Perhaps Arsene’s readiness to accept the referee’s decision is borne out of concern that Giroud may be burning out. The Frenchman was particularly poor at Craven Cottage, and taking him out of the firing line may be no bad thing. It is maddening, however, that we have no obvious replacement for the central striker role. I will forever regard Arsene’s reluctance to bid for Demba Ba as one of the most baffling decisions of his reign to date.
Results elsewhere…
…didn’t go exactly as we hoped. With Spurs facing City and Chelsea at Liverpool, this was a weekend on which we could have reasonably expected both of our rivals to lose. Instead, Tottenham came from behind to comprehensively beat City, while Chelsea were pegged back to earn a point at Anfield.

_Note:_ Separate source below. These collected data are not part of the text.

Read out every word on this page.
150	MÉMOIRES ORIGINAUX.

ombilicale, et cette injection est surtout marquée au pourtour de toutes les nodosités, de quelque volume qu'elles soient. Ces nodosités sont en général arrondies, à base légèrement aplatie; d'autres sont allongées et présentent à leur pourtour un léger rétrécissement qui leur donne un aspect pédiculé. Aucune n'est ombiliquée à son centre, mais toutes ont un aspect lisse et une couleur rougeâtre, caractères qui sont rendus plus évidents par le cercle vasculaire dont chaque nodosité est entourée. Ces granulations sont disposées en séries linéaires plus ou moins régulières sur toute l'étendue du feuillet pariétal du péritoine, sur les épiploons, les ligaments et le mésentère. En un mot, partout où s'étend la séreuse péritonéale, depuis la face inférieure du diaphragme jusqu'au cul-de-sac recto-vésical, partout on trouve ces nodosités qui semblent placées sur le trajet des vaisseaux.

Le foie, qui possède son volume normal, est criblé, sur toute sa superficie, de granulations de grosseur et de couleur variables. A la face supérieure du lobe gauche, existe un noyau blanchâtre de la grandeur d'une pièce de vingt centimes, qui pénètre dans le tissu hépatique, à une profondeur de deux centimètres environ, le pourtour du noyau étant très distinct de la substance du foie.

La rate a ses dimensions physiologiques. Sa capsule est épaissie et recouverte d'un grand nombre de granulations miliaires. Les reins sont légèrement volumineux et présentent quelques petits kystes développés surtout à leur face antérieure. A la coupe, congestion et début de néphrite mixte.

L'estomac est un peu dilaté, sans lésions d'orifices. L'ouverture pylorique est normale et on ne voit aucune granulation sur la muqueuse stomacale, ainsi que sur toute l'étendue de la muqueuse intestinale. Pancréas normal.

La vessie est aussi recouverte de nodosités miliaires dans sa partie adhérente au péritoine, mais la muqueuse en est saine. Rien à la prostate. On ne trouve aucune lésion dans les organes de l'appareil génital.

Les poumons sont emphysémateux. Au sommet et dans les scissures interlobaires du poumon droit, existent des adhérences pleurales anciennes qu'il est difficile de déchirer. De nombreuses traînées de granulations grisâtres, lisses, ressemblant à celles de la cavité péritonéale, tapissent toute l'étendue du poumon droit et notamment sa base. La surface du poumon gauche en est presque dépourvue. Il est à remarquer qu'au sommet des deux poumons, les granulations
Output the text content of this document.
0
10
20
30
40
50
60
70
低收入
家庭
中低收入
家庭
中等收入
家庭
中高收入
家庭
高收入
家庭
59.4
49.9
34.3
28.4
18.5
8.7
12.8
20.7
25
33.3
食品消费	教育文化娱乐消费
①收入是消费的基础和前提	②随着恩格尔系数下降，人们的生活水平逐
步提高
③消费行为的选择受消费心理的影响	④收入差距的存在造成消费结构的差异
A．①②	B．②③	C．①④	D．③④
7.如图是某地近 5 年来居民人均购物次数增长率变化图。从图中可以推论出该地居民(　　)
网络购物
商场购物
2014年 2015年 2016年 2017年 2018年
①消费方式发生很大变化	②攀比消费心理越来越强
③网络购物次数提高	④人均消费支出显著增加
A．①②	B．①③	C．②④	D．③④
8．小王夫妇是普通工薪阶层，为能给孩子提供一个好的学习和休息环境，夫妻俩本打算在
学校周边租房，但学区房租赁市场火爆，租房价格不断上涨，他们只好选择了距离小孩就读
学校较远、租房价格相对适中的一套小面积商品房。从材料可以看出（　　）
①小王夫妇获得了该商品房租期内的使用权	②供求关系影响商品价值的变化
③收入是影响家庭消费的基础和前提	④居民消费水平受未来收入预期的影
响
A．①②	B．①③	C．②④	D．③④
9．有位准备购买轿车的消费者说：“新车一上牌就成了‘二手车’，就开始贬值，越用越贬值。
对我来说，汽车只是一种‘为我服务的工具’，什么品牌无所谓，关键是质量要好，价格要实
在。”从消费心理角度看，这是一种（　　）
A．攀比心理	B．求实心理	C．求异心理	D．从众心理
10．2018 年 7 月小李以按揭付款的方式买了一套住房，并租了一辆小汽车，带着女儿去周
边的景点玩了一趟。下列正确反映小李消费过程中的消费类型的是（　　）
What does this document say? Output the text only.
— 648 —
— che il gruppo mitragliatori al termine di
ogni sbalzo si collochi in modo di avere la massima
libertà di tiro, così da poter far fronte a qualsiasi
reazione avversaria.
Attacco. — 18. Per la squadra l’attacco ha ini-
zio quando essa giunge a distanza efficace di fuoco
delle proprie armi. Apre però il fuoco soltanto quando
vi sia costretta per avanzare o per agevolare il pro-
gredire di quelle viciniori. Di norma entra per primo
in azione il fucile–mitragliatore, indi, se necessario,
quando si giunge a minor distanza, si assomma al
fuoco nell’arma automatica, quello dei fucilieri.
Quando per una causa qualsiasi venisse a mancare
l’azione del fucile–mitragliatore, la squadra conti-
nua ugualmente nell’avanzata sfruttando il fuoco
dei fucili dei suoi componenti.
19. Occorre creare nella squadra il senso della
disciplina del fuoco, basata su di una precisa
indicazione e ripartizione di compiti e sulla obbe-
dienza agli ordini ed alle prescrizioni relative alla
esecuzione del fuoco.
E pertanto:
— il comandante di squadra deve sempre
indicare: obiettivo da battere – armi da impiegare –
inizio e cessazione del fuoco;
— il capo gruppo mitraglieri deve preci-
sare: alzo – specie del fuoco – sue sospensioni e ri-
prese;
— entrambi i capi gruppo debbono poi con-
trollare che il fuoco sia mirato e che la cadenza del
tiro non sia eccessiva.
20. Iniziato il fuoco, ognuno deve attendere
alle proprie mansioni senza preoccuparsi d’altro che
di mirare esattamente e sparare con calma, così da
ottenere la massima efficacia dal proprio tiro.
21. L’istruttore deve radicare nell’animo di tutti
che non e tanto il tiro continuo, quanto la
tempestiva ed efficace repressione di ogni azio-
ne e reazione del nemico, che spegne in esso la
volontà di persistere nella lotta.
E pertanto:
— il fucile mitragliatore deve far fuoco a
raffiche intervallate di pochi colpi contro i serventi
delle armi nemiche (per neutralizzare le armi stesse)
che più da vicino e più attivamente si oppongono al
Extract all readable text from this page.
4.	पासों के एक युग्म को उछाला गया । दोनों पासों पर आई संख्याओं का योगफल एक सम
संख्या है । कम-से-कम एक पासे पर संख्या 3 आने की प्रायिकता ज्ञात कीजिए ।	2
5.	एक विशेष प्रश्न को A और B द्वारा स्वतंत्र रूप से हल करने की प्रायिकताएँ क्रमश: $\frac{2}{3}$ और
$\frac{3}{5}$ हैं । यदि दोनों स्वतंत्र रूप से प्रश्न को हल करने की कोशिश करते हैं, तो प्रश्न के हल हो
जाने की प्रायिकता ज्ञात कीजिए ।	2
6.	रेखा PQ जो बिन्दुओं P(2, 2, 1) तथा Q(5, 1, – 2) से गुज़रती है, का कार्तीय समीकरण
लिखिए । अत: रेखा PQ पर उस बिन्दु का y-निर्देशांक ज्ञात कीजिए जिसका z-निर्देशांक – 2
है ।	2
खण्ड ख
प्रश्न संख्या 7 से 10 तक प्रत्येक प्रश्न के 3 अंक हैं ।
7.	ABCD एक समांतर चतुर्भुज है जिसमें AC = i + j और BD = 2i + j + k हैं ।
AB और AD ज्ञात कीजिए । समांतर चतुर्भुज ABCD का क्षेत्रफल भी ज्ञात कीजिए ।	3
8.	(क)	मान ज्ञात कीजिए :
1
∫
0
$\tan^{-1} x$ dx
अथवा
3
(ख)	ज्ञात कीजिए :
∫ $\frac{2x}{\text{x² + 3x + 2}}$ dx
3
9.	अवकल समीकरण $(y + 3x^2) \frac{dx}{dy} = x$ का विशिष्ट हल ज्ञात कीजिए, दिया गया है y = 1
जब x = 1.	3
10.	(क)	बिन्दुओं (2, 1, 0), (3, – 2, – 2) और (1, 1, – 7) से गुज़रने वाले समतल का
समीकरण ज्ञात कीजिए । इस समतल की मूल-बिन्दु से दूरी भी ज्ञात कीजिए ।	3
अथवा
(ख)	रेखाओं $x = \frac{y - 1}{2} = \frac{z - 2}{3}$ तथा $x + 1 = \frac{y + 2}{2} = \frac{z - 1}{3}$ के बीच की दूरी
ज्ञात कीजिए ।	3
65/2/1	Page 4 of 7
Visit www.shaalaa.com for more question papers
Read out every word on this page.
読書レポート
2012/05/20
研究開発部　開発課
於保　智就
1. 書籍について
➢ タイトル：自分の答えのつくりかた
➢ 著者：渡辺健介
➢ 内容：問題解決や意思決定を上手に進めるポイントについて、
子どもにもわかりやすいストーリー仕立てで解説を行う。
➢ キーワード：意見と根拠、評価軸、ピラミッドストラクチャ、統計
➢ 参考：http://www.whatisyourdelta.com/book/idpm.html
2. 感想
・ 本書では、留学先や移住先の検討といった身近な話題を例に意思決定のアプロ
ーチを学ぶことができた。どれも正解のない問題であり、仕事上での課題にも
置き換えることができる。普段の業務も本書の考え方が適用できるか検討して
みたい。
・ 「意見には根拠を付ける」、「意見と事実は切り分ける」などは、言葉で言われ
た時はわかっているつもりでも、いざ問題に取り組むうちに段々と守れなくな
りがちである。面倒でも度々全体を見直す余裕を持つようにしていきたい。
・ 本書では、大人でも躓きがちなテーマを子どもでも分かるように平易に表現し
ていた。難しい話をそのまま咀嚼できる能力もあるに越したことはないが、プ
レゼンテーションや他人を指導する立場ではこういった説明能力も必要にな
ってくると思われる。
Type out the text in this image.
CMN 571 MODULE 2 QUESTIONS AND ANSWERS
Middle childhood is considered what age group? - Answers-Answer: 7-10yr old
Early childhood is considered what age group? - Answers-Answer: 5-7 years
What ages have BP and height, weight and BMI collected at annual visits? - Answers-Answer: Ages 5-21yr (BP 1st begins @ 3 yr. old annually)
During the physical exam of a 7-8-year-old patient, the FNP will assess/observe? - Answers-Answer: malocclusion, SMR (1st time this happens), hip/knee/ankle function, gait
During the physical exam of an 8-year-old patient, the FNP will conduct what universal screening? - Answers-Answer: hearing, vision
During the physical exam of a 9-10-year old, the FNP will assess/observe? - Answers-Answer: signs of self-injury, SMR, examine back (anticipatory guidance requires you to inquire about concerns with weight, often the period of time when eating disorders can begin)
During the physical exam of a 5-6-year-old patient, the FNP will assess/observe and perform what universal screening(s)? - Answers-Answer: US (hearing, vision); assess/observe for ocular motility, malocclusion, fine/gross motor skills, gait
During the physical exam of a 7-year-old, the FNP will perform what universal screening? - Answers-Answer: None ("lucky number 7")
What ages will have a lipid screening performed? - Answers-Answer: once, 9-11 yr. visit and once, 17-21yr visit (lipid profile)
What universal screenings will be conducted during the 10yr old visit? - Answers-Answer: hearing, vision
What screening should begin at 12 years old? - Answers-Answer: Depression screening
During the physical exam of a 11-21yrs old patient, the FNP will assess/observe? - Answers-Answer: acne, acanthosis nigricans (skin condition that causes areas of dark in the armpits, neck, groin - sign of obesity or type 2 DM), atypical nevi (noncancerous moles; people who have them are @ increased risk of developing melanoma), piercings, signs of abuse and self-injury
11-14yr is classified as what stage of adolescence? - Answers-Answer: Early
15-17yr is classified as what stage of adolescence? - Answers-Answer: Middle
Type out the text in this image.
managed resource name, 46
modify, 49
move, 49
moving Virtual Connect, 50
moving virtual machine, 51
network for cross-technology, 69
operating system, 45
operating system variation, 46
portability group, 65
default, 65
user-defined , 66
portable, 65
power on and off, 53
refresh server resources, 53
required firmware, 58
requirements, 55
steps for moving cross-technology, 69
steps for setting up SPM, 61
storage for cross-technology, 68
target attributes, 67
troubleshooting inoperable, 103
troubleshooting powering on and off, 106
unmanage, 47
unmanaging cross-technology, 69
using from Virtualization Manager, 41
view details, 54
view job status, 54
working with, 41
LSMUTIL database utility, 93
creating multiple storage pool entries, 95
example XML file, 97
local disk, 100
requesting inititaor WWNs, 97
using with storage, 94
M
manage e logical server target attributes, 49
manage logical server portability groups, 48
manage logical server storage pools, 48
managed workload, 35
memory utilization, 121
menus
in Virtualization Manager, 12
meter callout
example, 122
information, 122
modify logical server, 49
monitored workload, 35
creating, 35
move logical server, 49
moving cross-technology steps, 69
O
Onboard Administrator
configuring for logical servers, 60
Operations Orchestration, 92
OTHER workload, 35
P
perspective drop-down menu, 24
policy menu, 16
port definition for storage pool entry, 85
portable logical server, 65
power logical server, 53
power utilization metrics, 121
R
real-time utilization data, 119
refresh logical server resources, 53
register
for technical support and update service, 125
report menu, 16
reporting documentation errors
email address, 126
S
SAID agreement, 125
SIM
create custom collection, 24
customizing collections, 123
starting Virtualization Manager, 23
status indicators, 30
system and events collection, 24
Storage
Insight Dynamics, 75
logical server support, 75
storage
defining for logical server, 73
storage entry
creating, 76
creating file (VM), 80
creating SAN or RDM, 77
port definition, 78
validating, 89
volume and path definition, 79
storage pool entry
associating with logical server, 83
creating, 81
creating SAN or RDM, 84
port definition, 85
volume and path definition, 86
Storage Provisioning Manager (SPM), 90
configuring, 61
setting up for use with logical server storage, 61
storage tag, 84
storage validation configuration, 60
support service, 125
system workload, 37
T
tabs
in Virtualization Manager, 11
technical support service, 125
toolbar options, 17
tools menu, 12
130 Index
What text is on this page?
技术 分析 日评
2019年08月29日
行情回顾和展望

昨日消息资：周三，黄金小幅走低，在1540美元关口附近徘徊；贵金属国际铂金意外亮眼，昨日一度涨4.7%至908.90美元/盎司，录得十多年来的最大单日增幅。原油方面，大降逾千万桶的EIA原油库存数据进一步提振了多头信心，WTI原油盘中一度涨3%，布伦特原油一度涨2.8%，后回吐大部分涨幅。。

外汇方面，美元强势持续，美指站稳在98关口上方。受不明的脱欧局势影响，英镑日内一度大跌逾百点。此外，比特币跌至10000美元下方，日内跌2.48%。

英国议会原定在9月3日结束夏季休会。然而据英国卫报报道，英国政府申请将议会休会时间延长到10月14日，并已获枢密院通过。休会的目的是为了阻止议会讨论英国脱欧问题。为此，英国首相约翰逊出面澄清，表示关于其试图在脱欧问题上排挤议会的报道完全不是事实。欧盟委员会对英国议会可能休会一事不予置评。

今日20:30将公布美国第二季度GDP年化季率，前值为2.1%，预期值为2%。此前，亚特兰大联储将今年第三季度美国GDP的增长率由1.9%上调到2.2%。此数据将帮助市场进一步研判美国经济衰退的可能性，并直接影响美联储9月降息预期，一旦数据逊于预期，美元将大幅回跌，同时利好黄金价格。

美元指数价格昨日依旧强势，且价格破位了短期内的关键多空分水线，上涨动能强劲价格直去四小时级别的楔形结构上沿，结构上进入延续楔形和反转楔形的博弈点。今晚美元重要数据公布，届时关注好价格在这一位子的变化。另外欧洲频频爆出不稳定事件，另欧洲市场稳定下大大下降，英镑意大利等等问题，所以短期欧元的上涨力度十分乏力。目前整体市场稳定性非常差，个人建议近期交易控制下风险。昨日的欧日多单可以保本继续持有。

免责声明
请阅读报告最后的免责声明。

It makes the race for the top four incredibly tight. It’s important to remember that Spurs and Chelsea’s game in hand is against each other, so they can’t both take maximum points. At this stage, my gut instinct is that Chelsea’s fixture list is simply too tough to navigate without dropping points, so the North London clubs have the advantage for now. Three wins from our remaining four games will probably be enough for us, barring an extraordinary sequence of results from the other two.
The first of those games is against Manchester United, who could well be Champions by then. I’d certainly rather face a side hungover from a title-winning party than a side on the verge of winning the league at the home of a rival club.
On Luis Suarez…
Luis Suarez is a despicable human being. We’ve known that for some time.
In the aftermath of his latest transgression – biting Chelsea’s Branislav Ivanovic – he has been widely criticised by the football media. The same football media who have spent much of the season praising him and may have already voted for him as the Football Writer’s Footballer of the Year.
Gary Lineker has begun a campaign last night to see Suarez removed from the PFA Player of the Year Shortlist. I can’t help but think: isn’t it strange that it’s his behaviour today that has precipitated this reaction, rather than Suarez’s past behaviour?
Don’t exclude him from a shortlist because he bit someone. Exclude him from all shortlists – exclude him from English football entirely – because of his racist behaviour. It’s a thousand times worse; a thousand times more significant. I’ve been sickened and disappointed by how easily English football seems to have forgiven Suarez for his proven abuse of Patrice Evra.
Pundits will queue up to ask what kind of example Suarez biting Ivanovic sets to kids. I’d ask them instead what sort of example their season-long praise of a man guilty of proven racist behaviour sets.
I recognise that Suarez is a fantastic footballer. But that, like the biting, is something of a red herring.
This season, some Premier League players chose not to wear t-shirts that bore the slogan ‘Kick it out’. It saddens me that the stark and important message of that campaign seems to have been forgotten.